Jazz Age Mermaids
Today is publication day for my latest short story, Mermaids in the Ballroom, and I am feeling that particular, zingy happiness every author must experience when a character finally steps out into the world. Edith, who came to me on a lonely walk during lockdown, is now tripping her carefree way through the eternal labyrinth of the internet.

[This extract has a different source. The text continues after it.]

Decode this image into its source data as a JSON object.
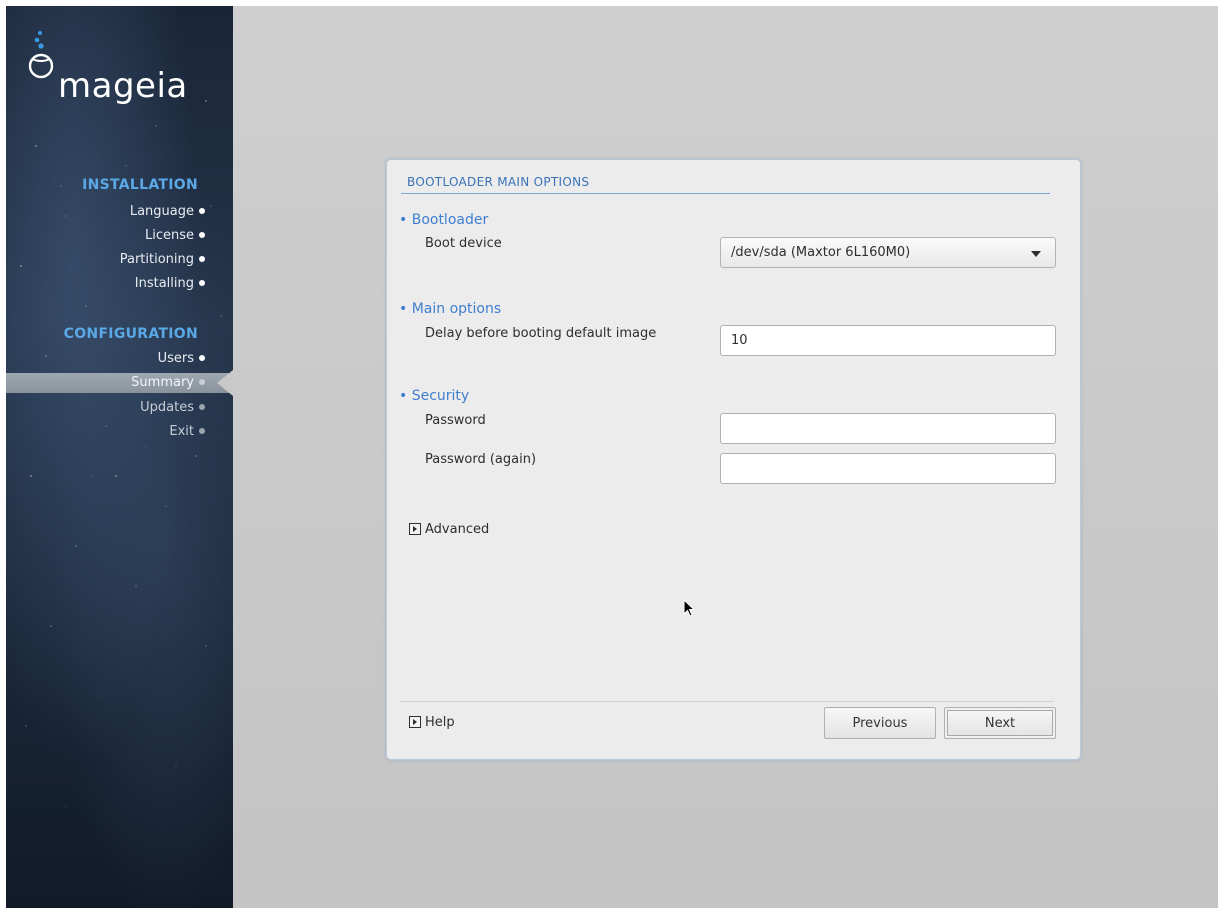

Let’s face it, writing is hard. Most days I sit and grind it out, a pony pulling on a millstone. Occasionally, I knock out a 1000 words without even trying. And sometimes, rarely, a story is handed to me, like a gift. I unwrap it, and there it is, fully formed. It was like this with Mermaids. I wrote it in one evening, Edith dictating the whole time in her wry, sly voice. I wrote it in the middle of quarantine, when life itself seemed unreal. I was working on another piece of fiction at the time, a longer work, about a shy, lonely woman. In that story, my character works as a chamber maid at the Biltmore in Providence, Rhode Island, and when reading up about this grand, old hotel I stumbled upon this astonishing delight: Mermaids were indeed hired to perform in glass tanks during Jazz Age balls.
I could have continued with what I was doing. Perhaps I should have. But I didn’t. Instead, I leapt into Mermaids without a second thought. Edith got to go to a ball, and so did I. Edith got to put on sequins. Edith got to ride on a luggage trolley. Edith did not spend her day trying to bake sourdough bread using wild-harvested yeast, or save the discarded bottoms of celery to attempt to regrow on the windowsill. Edith did not find herself reduced to the bare instincts of motherhood, where sourcing food safely during a pandemic suddenly became overwhelming.
Of course, in Mermaids, it is not all song and swimming for Edith either. She does not live in a modern America. She is objectified, sexualized, underpaid and (mostly) powerless. Her lack of rights is what American women and their allies have fought against for a hundred years. Her story should be a diversion, a little lesson in what once was. But it is not. The fight may have been long, but the path is steep and slippery. Progress has been made, of course, but much of it seems imperiled, particularly now when the most powerful of men boasts about walking into dressing rooms uninvited, or reduces women down to the sum of their sexual parts; when congresswomen are belittled for once bartending and when women still do not earn the same as their male counterparts for the same job. I could go on and on but I won’t. We all know what is happening.
Edith will have to wait until her mid-forties to vote in 1946, when universal suffrage is introduced in the USA. Luckily for you, you don’t have to. Tuesday, November 3rd. It is your voice. Use it.
Thank you to the wonderful editors at Maudlin House who took a chance on this mad tale. And happy birthday, Edith!